Maya’s eyes lit up with excitement. “That’s incredible! Ask her what kind of knowledge. What technologies? What historical records?”

I relayed the questions, and the response nearly knocked me off my feet.

The ancient Sola shared glimpses of technologies that seemed like magic—methods for healing that could regenerate entire organs, propulsion systems that could fold space itself, communication networks that could span entire galaxies instantaneously.

All of it lost when one of the original Sola collectives had been scattered across the galaxy during some ancient catastrophe.

“She knows how to do things that modern Destrans have forgotten,” I said, struggling to process what I’d seen. “Technologies that would revolutionize everything we know about space travel, medicine, communication.”

“Why didn’t she share this knowledge before? When she was last active?”

I posed the question and received a wave of complex emotion—grief, frustration, loneliness, and something that might have been betrayal.

The planet was hostile, then, came the eventual response. Before your people learned how to fight, how to bind together and be a force. I am one of the ones who fled. Enemies chased, and I crashed here.

He relayed what the Sola had told him and Maya was quiet for a moment.

“That’s heartbreaking,” she said. “She fled danger and has been carrying all this knowledge alone for thousands of years, waiting for someone to awaken her.”

I felt another surge of communication from the Sola, this time directed as much at Maya as at me. Through our shared connection, I could sense her awareness of Maya’s presence, her appreciation for the human woman’s careful attention and scientific curiosity.

She chose well, the Sola projected, and I realized she was referring to Maya. The bridge-builder understands the value of questions over answers.

“She likes you,” I told Maya. “She appreciates your scientific approach, your willingness to learn rather than just demand results.”

Maya smiled, her cheeks flushing slightly pink. “Tell her the feeling is mutual.
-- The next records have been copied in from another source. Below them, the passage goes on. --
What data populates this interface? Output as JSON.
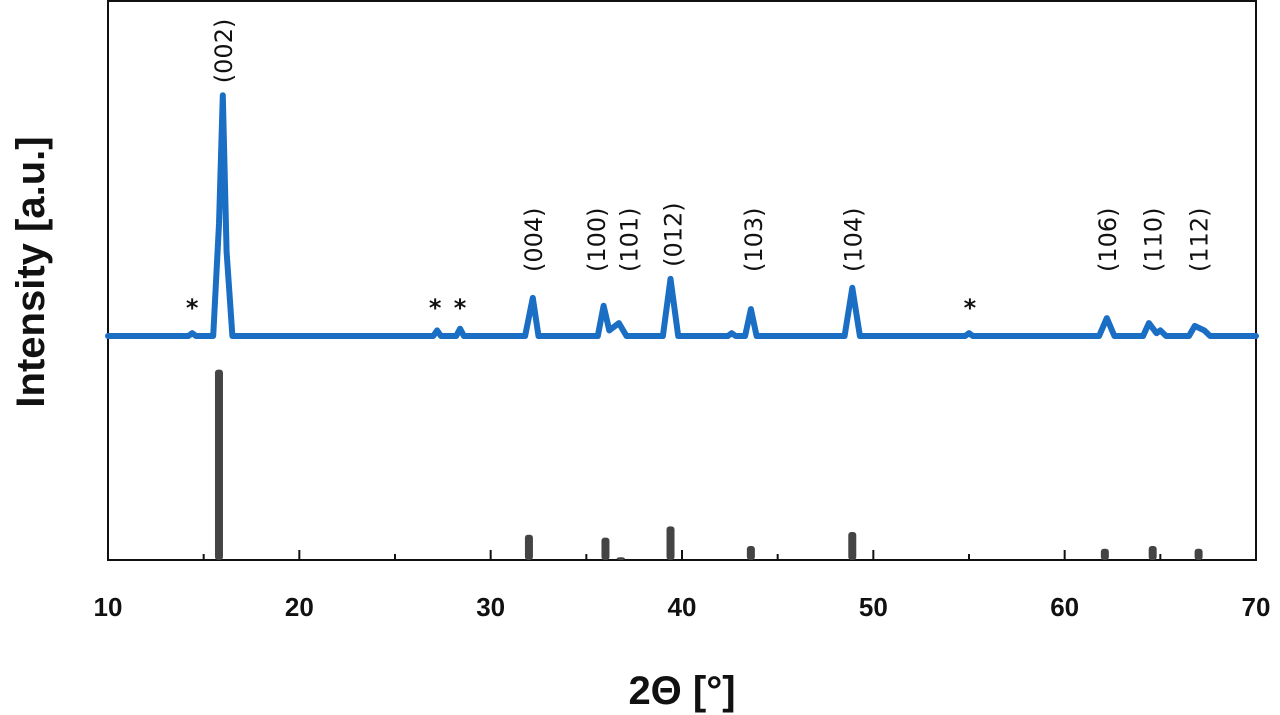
{
  "chart_data": {
    "type": "line",
    "xlabel": "2Θ [°]",
    "ylabel": "Intensity [a.u.]",
    "xlim": [
      10,
      70
    ],
    "ylim": [
      0,
      100
    ],
    "xticks": [
      10,
      20,
      30,
      40,
      50,
      60,
      70
    ],
    "xminorticks": [
      15,
      25,
      35,
      45,
      55,
      65
    ],
    "series": [
      {
        "type": "line",
        "color": "#1a6ec4",
        "x": [
          10,
          14.2,
          14.4,
          14.6,
          15.5,
          15.8,
          16.0,
          16.2,
          16.5,
          27.0,
          27.2,
          27.4,
          28.2,
          28.4,
          28.6,
          31.8,
          32.2,
          32.5,
          35.6,
          35.9,
          36.2,
          36.7,
          37.1,
          39.0,
          39.4,
          39.8,
          42.4,
          42.6,
          42.8,
          43.3,
          43.6,
          43.9,
          48.5,
          48.9,
          49.3,
          54.8,
          55.0,
          55.2,
          61.8,
          62.2,
          62.6,
          64.1,
          64.4,
          64.8,
          65.0,
          65.3,
          66.5,
          66.8,
          67.3,
          67.6,
          70
        ],
        "values": [
          40,
          40,
          40.5,
          40,
          40,
          60,
          83,
          55,
          40,
          40,
          41,
          40,
          40,
          41.3,
          40,
          40,
          46.8,
          40,
          40,
          45.4,
          41,
          42.3,
          40,
          40,
          50.2,
          40,
          40,
          40.5,
          40,
          40,
          44.8,
          40,
          40,
          48.6,
          40,
          40,
          40.5,
          40,
          40,
          43.2,
          40,
          40,
          42.3,
          40.5,
          41,
          40,
          40,
          41.8,
          41,
          40,
          40
        ]
      },
      {
        "type": "stick",
        "color": "#444444",
        "x": [
          15.8,
          32.0,
          36.0,
          36.8,
          39.4,
          43.6,
          48.9,
          62.1,
          64.6,
          67.0
        ],
        "values": [
          34,
          4.5,
          4,
          0.5,
          6,
          2.5,
          5,
          2,
          2.5,
          2
        ]
      }
    ],
    "annotations": [
      {
        "text": "(002)",
        "x": 16.0
      },
      {
        "text": "(004)",
        "x": 32.2
      },
      {
        "text": "(100)",
        "x": 35.5
      },
      {
        "text": "(101)",
        "x": 37.2
      },
      {
        "text": "(012)",
        "x": 39.5
      },
      {
        "text": "(103)",
        "x": 43.7
      },
      {
        "text": "(104)",
        "x": 48.9
      },
      {
        "text": "(106)",
        "x": 62.2
      },
      {
        "text": "(110)",
        "x": 64.6
      },
      {
        "text": "(112)",
        "x": 67.0
      },
      {
        "text": "*",
        "x": 14.4
      },
      {
        "text": "*",
        "x": 27.1
      },
      {
        "text": "*",
        "x": 28.4
      },
      {
        "text": "*",
        "x": 55.05
      }
    ]
  }
}
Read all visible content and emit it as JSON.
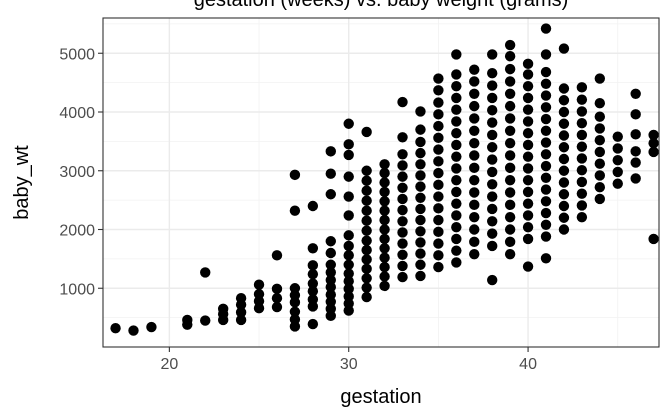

This is the most fascinating research opportunity I’ve ever encountered.”

As the day progressed, I began to understand why the ancient Sola had chosen me, specifically, as her lord.

It wasn’t despite my retained memories that she’d selected me—it was because of them.

She needed someone who understood loss, who carried the weight of grief and regret, because she herself had been shaped by millennia of accumulated sorrow.

My experience with losing Pira and Jorik, my understanding of what it meant to be responsible for others’ wellbeing, my knowledge of how failure could haunt someone for years, had apparently made me uniquely suited to bond with a consciousness that had watched civilizations rise and fall, that had seen technologies discovered and lost, that had experienced the loneliness of being the sole keeper of forgotten wisdom.

You understand, she confirmed when I shared this insight with her. You know what it means to carry weight that others cannot see. To be responsible for what was lost.

“But I failed them,” I said aloud, my voice barely a whisper. “I couldn’t protect the people I loved.”